While Ford chief executive Jim Hackett has only been in charge of the U.S. automaker for a few months, he has already spent a considerable amount of time pondering what the future of the automotive industry holds.
During a recent interview with the San Francisco Gate prior to the brand’s City of Tomorrow Symposium in the city, Hackett said fully-autonomous vehicles are still some way off and that human-operated cars will continue to exist into the future.
“We don’t know that autonomous vehicle intelligence in the future will all be delegated to a service that no one owns but everyone uses.”

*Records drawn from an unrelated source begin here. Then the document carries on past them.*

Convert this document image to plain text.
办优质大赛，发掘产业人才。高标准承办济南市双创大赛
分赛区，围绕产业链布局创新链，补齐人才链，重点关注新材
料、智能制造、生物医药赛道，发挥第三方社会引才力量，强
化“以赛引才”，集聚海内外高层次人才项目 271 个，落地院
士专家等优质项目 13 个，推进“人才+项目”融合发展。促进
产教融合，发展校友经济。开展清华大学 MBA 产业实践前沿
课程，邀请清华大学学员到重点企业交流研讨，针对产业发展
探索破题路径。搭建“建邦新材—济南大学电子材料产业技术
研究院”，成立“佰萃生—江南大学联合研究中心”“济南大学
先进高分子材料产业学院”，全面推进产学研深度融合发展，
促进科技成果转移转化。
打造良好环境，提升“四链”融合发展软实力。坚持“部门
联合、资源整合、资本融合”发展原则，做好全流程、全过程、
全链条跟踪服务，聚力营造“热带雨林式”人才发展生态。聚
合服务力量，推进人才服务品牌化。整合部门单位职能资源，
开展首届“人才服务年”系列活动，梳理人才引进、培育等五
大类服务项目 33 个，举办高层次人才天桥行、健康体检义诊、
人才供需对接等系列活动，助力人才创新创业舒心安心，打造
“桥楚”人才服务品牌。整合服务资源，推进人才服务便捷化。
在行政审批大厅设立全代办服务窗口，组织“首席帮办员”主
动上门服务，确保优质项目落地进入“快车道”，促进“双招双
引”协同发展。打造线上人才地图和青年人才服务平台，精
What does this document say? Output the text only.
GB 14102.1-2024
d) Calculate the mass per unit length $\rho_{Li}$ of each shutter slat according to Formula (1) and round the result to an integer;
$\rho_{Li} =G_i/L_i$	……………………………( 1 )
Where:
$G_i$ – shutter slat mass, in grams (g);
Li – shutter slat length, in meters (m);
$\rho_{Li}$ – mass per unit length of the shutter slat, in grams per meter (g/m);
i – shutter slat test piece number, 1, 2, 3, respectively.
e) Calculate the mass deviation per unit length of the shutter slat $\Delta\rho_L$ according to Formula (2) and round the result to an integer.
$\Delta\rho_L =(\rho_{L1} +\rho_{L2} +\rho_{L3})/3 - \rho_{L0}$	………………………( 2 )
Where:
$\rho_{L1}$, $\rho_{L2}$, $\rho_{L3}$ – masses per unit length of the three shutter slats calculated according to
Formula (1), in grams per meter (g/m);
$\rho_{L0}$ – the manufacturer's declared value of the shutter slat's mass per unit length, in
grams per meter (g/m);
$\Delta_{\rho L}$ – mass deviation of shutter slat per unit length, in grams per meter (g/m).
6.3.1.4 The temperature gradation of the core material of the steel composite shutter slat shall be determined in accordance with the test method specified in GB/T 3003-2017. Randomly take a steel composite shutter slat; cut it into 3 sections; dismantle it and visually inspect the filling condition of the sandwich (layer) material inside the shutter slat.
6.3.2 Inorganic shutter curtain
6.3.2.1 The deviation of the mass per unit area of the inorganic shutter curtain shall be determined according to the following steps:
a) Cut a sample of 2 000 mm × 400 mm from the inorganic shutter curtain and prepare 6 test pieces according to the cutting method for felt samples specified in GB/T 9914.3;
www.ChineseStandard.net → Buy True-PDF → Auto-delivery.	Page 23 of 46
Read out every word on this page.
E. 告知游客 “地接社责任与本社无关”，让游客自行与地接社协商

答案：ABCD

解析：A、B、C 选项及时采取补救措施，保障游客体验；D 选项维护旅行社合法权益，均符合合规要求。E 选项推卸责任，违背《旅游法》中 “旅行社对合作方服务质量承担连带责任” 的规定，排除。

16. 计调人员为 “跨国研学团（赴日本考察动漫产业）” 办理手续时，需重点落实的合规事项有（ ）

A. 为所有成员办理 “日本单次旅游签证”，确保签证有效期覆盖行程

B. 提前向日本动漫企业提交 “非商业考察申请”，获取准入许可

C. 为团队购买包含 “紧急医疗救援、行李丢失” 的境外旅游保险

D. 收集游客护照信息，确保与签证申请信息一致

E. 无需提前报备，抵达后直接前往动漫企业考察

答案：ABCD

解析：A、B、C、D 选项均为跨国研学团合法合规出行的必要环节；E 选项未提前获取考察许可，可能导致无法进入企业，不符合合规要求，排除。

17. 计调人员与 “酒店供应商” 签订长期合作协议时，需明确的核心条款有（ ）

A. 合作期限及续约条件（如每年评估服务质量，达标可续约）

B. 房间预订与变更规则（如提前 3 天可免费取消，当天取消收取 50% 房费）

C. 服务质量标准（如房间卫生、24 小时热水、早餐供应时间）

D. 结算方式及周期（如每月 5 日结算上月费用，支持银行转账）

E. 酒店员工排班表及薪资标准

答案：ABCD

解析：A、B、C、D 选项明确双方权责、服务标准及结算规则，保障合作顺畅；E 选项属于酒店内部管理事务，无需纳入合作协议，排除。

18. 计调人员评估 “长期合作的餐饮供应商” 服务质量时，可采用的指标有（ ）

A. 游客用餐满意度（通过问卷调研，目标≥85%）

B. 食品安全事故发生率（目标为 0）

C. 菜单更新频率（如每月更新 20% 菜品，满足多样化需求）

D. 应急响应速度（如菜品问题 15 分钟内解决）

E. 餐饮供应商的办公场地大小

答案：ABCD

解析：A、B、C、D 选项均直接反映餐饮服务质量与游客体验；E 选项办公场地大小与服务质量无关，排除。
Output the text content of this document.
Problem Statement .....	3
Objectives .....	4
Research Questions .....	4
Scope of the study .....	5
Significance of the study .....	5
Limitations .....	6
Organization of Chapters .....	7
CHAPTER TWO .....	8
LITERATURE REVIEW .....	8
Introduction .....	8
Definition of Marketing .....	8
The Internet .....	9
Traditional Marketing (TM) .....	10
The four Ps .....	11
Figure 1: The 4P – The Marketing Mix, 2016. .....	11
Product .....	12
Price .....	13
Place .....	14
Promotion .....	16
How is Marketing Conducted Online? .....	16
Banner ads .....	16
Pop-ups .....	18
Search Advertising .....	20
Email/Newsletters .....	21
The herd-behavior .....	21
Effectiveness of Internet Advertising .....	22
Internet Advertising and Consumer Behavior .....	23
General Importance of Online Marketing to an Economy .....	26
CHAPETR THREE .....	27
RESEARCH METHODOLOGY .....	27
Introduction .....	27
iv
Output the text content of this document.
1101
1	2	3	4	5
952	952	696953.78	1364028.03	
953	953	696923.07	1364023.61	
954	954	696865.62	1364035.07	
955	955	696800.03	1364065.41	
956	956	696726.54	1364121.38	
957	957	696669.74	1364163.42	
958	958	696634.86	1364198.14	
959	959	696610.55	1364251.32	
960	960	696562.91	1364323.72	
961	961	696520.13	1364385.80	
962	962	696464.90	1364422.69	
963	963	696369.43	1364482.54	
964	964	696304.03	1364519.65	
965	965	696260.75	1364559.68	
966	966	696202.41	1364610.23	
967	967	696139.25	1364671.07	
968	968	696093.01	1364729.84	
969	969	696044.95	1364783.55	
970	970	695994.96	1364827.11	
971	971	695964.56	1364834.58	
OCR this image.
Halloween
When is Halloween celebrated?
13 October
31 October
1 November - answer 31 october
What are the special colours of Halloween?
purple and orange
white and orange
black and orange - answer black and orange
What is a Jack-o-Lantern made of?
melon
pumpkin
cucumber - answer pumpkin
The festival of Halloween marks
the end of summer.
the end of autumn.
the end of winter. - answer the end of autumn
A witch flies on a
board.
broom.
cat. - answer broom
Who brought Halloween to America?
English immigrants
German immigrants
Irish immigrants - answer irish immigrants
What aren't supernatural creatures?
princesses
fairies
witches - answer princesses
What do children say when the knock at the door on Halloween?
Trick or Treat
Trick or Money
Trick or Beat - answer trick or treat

“It could play a role in vehicles that people own, vehicles that aren’t supposed to crash. You’re buying the capability because of the protection it gives you. It’s also possible it could be applied in these big, disruptive ways that of course we’re not blind to, but my bet is we don’t know,” he said.
Quizzed about the commitment of Mark Fields regarding self-driving taxis by 2021, Hackett said the rise of autonomous vehicles will be much more progressed than many think.
“The nature of the romanticism by everybody in the media about how this robot works is overextended right now. It will be a progressive thing, just like computing.”
In April, Ford’s head of research struck a similar tone about the rise of self-driving vehicles, suggesting that consumers won’t get their hands on such vehicles until after the year 2025.